D.) Customize the Demo Account
I find this the most overlooked element of the process. In fact, I’ve witnessed demos with the software filled with data from the previous presentation. A real client data, at that. One that the rep had inputted to demonstrate how the product would work.
On other occasions, the rep logged in, only to show me a completely empty dashboard.
Neither option made a great impression on me, I have to say.
To avoid such a mistake, customize and prepare the demo account before each presentation.
- Add data the client would relate to. Even if it’s dummy data, ensure that they will see something relevant to their pain point.
- If you need to present any automation options, send emails from the platform and so on, set it all up beforehand. The last thing the person wants to experience is you trying to figure out where to set up the email server.
- If you need to customize the software during the presentation, walk through the process too. You’ll make a much better impression when you know exactly where to go to set a specific feature up.

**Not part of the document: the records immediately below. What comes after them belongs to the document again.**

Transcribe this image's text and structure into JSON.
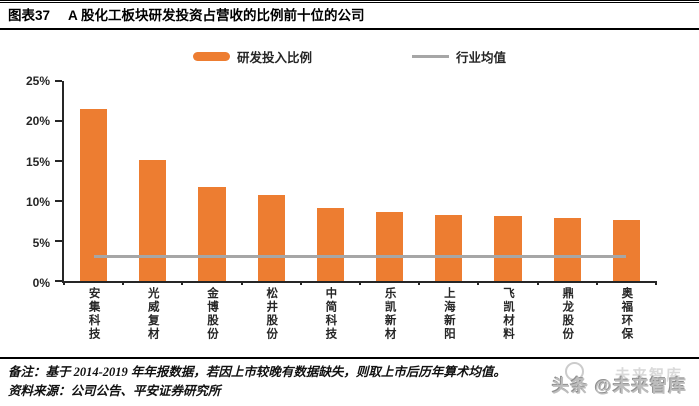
{
  "header": {
    "fig_label": "图表37",
    "title": "A 股化工板块研发投资占营收的比例前十位的公司"
  },
  "legend": {
    "bar_label": "研发投入比例",
    "line_label": "行业均值"
  },
  "chart_data": {
    "type": "bar",
    "title": "A 股化工板块研发投资占营收的比例前十位的公司",
    "categories": [
      "安集科技",
      "光威复材",
      "金博股份",
      "松井股份",
      "中简科技",
      "乐凯新材",
      "上海新阳",
      "飞凯材料",
      "鼎龙股份",
      "奥福环保"
    ],
    "series": [
      {
        "name": "研发投入比例",
        "type": "bar",
        "values": [
          21.5,
          15.1,
          11.8,
          10.8,
          9.1,
          8.6,
          8.2,
          8.1,
          7.9,
          7.6
        ]
      },
      {
        "name": "行业均值",
        "type": "line",
        "constant_value": 3.1
      }
    ],
    "xlabel": "",
    "ylabel": "",
    "unit": "%",
    "ylim": [
      0,
      25
    ],
    "ytick_step": 5,
    "ytick_labels": [
      "0%",
      "5%",
      "10%",
      "15%",
      "20%",
      "25%"
    ],
    "grid": false,
    "legend_position": "top-center",
    "colors": {
      "bar": "#ED7D31",
      "line": "#A6A6A6",
      "axis": "#262626"
    }
  },
  "footer": {
    "note": "备注：基于 2014-2019 年年报数据，若因上市较晚有数据缺失，则取上市后历年算术均值。",
    "source": "资料来源：公司公告、平安证券研究所"
  },
  "watermark": {
    "prefix": "头条",
    "handle": "@未来智库",
    "ghost": "未来智库",
    "full_text": "头条 @未来智库"
  }
}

#4. Setting Up the Agenda for the Demo
It’s a rule you should follow no matter what when delivering product demos: Always have the agenda.
What’s more, customize it for each lead specifically too.
Of course, you don’t have to create a unique agenda for every presentation. It wouldn’t be necessary. Many of the agenda elements would be the same in each meeting.
But you should plan something to show the client how much you’ve understood their challenges.
Before I show you how to do it, let’s discuss the demo agenda in general.
Demo Agenda – The Structure
A typical sales demo includes four parts:
- An introduction. This is when you exchange pleasantries and break the ice, so to speak. It’s your time to find rapport with the lead too. A couple of minutes to do so is enough and your preparation is the key to connecting with the prospect.
- Business challenges review. That’s when you get down to business and discuss the lead’s challenges and why they would need your solution in the first place. Note: Although you make this about the lead, the underlying message here should be that you understand their pain points and have the expertise to overcome it.
- Addressing each pain point in the app. You’ve shown the client that you understand their pain points. Next, demonstrate how your product addresses each of them in turn. This is when you present your SaaS application in context, and make it relevant for the lead.
- Discussion of the next steps. Finally, you close the presentation by discussing the next steps that would help move the deal further.
Customizing the Presentation
Looking at the agenda above, it’s immediately clear where you could customize it to make it relevant to the lead.
- When addressing their challenges, give examples that relate to their situation. You could even use other customer stories to add some social proof to the presentation.
- Then, customize the app to match those scenarios to present it in context.
- Finally, ask about any further challenges, and, if possible, demonstrate how the app would address those too.
#5. Follow Up
Although many sales reps insist on getting the client’s credit card during the presentation, I’m not in favor of such an approach. Not every lead will be ready to buy right then. Particularly with upmarket sales, they might need to run the invoice by the accounts or follow another internal process.
Pushing them to pay during the meeting might actually deter them from wanting to pursue the deal.
So, what’s a better option?
Agree on the next step, as we’ve discussed already. Right after the meeting, send the person a summary of the presentation and a list of the next steps you both had agreed.
Next, update your CRM with any relevant data, and set up the follow-up automation to kick in if the person didn’t take those next steps.
I admit that the process might seem long, certainly longer than asking for the credit card details during the call. However, it also feels more natural, greatly increasing the chances that leads will go through it with you.
Now you know the complete process for delivering great product demos.
All that’s left is to start implementing this advice to improve your demo skills.